Gözümden bi damla yaş süzülürken açıklamayı defalarca okudum. Çok sevdiğim biri demişti ona. Ondan önce de Hazal'ın gönderisinin altında evlilikten onunla birlikte bahsetmişti. 

Elim etikete dokunurken içimdeki duyguyu bilmiyordum. Bu kıskançlık değildi. Geç kalmışlıktı. Haketmişlikti. Onlarla tüm bağımı koparan bendim. 


lunabsr: ne yazıyoduk buraya??

@berkyagizoglu: cok guzelim yazsan yeterdi.
↪️@lunabsr: ceken cok yakisikli yazardim.

@cagrikck: sanatsal.
↪️@lunabsr: ondan

@zeynosmsk: oy oyy bu ne guzellik cicegim💐
↪️@lunabsr: kaptik senden biseyler guluum.
↪️@berkyagizoglu: gülüm mü? (yüz ekşitme emojisi) aşkım zeynoyla muhabbeti biraz azaltsan mı?

@hazalkck: guzeller icinden bir seni seçtim.
↪️@berkyagizoglu: ben sectim yalniz.
↪️@lunabsr: ahahaa bende sizi sectim 🤍

Gözümden süzülen yaşları sildiğimde telefonu koltuğa bıraktım ve balkona ilerledim. Mermerlere dayadım ellerimi. Orda duran yağmur damlaları ellerimi ıslattı. Düşüncelerim de gözlerimi.

Telefonum çalmaya başladığında ellerimi üzerime sildim. Sonra da ellerimle yanaklarımı. Ekrana baktığımda gördüğüm yabancı numara gözlerimi çatmama neden olmuştu. 

"Efendim?" dedim açar açmaz.

"Cemre." 

Karşıdan gelen ses beni geçmişe götürürken içim huzurla doldu. Çağrı aramıştı.

"Çağrı?" 

"Sen de geliyormuşsun. Kenan Amca'dan buldum bu arada telefonunu. Nerdesin sen?" 

"Evde" dedim boş bulunarak. Aptalsın.

Karşıdan gülme sesi gelirken kekeleyerek konuştum.

" Yani İzmir'deyim." 

"Biz yarın uçakla gitmeyi planlıyoruz da eğer yalnızsan bizimle gel." dediğinde başımı salladım.

"Yalnızım ama Kenan Amca cuma günü gideceğinizi söylemişti."

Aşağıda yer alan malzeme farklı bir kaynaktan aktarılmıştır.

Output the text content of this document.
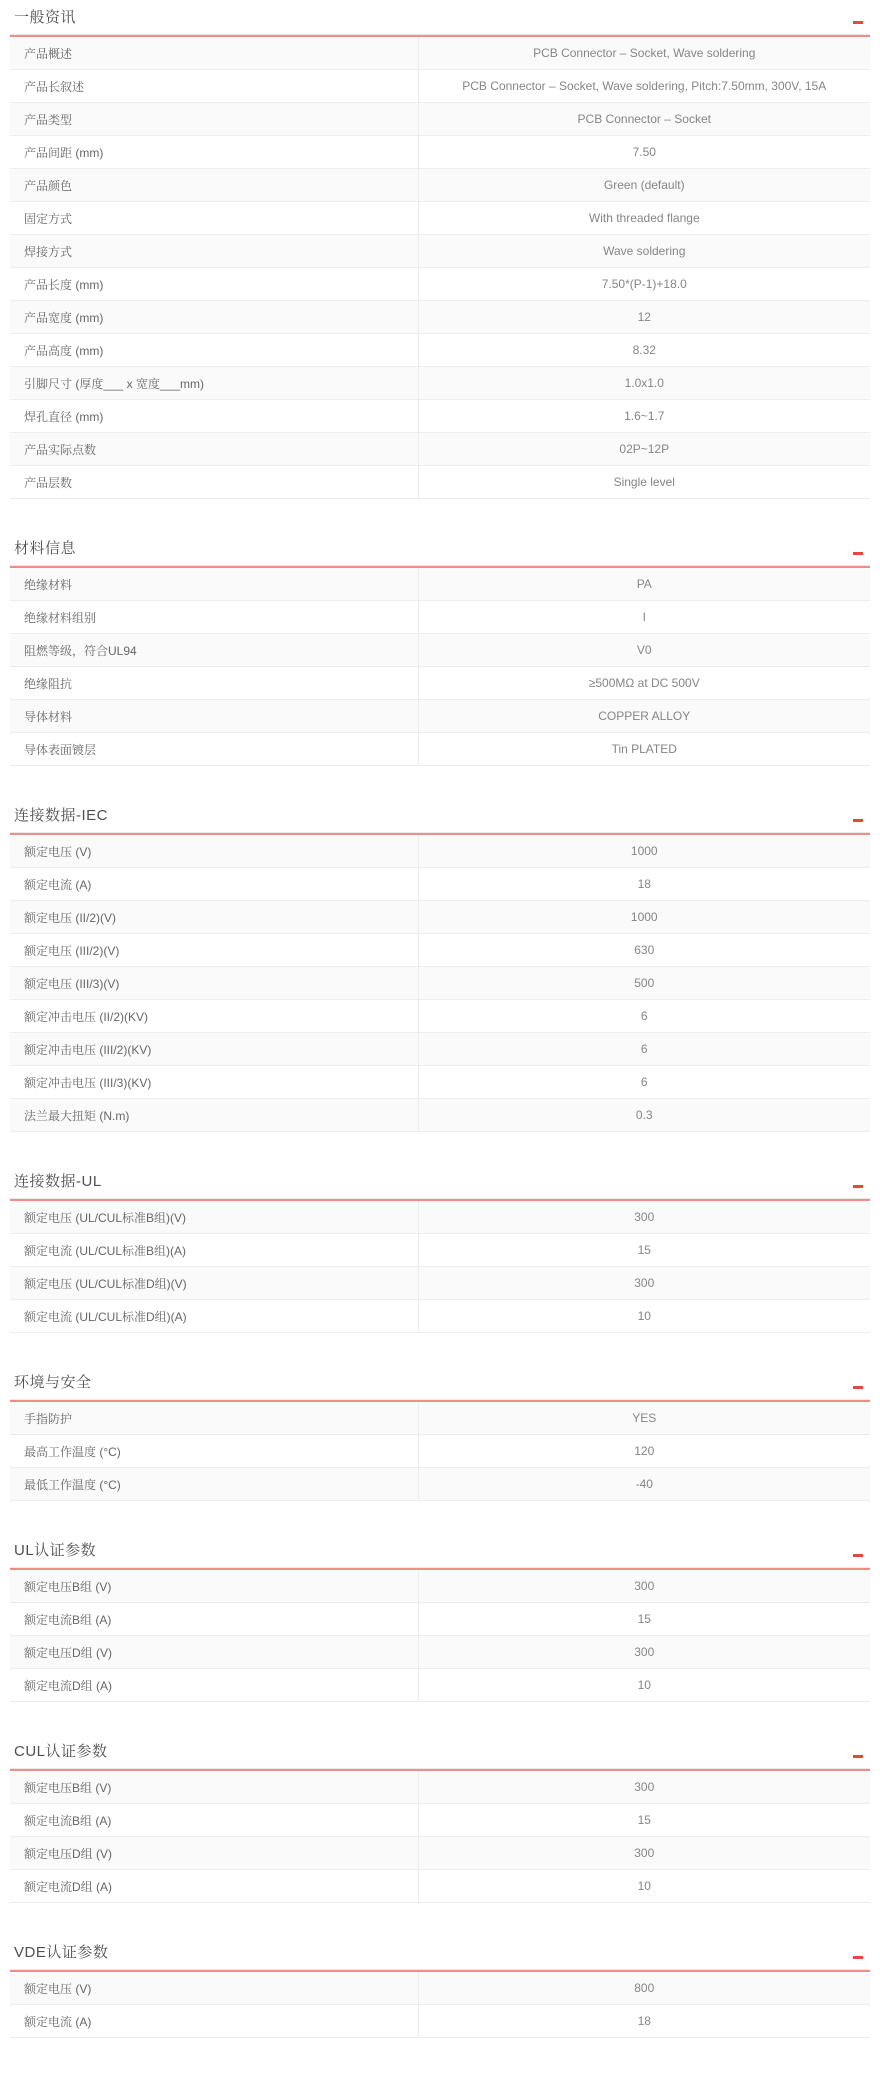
一般资讯
产品概述	PCB Connector – Socket, Wave soldering
产品长叙述	PCB Connector – Socket, Wave soldering, Pitch:7.50mm, 300V, 15A
产品类型	PCB Connector – Socket
产品间距 (mm)	7.50
产品颜色	Green (default)
固定方式	With threaded flange
焊接方式	Wave soldering
产品长度 (mm)	7.50*(P-1)+18.0
产品宽度 (mm)	12
产品高度 (mm)	8.32
引脚尺寸 (厚度___ x 宽度___mm)	1.0x1.0
焊孔直径 (mm)	1.6~1.7
产品实际点数	02P~12P
产品层数	Single level
材料信息
绝缘材料	PA
绝缘材料组别	I
阻燃等级，符合UL94	V0
绝缘阻抗	≥500MΩ at DC 500V
导体材料	COPPER ALLOY
导体表面镀层	Tin PLATED
连接数据-IEC
额定电压 (V)	1000
额定电流 (A)	18
额定电压 (II/2)(V)	1000
额定电压 (III/2)(V)	630
额定电压 (III/3)(V)	500
额定冲击电压 (II/2)(KV)	6
额定冲击电压 (III/2)(KV)	6
额定冲击电压 (III/3)(KV)	6
法兰最大扭矩 (N.m)	0.3
连接数据-UL
额定电压 (UL/CUL标准B组)(V)	300
额定电流 (UL/CUL标准B组)(A)	15
额定电压 (UL/CUL标准D组)(V)	300
额定电流 (UL/CUL标准D组)(A)	10
环境与安全
手指防护	YES
最高工作温度 (°C)	120
最低工作温度 (°C)	-40
UL认证参数
额定电压B组 (V)	300
额定电流B组 (A)	15
额定电压D组 (V)	300
额定电流D组 (A)	10
CUL认证参数
额定电压B组 (V)	300
额定电流B组 (A)	15
额定电压D组 (V)	300
额定电流D组 (A)	10
VDE认证参数
额定电压 (V)	800
额定电流 (A)	18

"İşlerden izin alabilince gidelim hemen dediler. Ben kadını hiç tanımıyorum ne götürsem ki. Burda bana gülerler diye soramıyorum." dediğinde güldüm.

"Deniz kabuklarına bayılır." 

"Deniz kabuğu sağol."

"Görüşürüz o zaman."

"Görüşürüz." 

Telefonu kapatamadım. Sanki geçmişten bir kapı açılmış gibiydi. Sonra arkadan açılan kapının sesini duydum. 

"Çağrı nerdesin yine oğlum ya." 

Berk'in sesiydi. Gözümden bir kez daha süzülen yaş nedendi bilmiyorum. Seslerini bile bu kadar özlemiş miydim?

"Cemreyle konuşuyordum." diyen Çağrı hala telefonu kapatmadığımı farketmemişti.

"Cemre mi?" diyen Berk'in sesi değişti. Sonra karşıdan bir ses geldi.

Dıt dıt dıt.

Koşarak odama gittim. Aynaya bakarak konuştum.

"Sen böyle çok mutlusun. Onlarsız da çok iyisin. Onların mutlulukları sana dokunmadın çünkü bunu sen seçtin." dediğimde kendime aynada parmak salladığımı farkettim. 

"Deli misin ya?" diyerek parmağımı indirdiğimde telefonu elime alıp Sarp'ı aradım.

Sarp yaptığımız defileleri organize ediyor. Tek iletişimim olan erkek arkadaşım. Onun dışında iki tane arkadaşım var. Işıl ile Derya. 

"Kimsin?" uykulu gelen sesi ile güldüm.

"Cemre Yılmaz." 

"Emret komutanım." dediğinde hâlâ uyuyacak gibiydi. Burnundan güldü. "Günaydın."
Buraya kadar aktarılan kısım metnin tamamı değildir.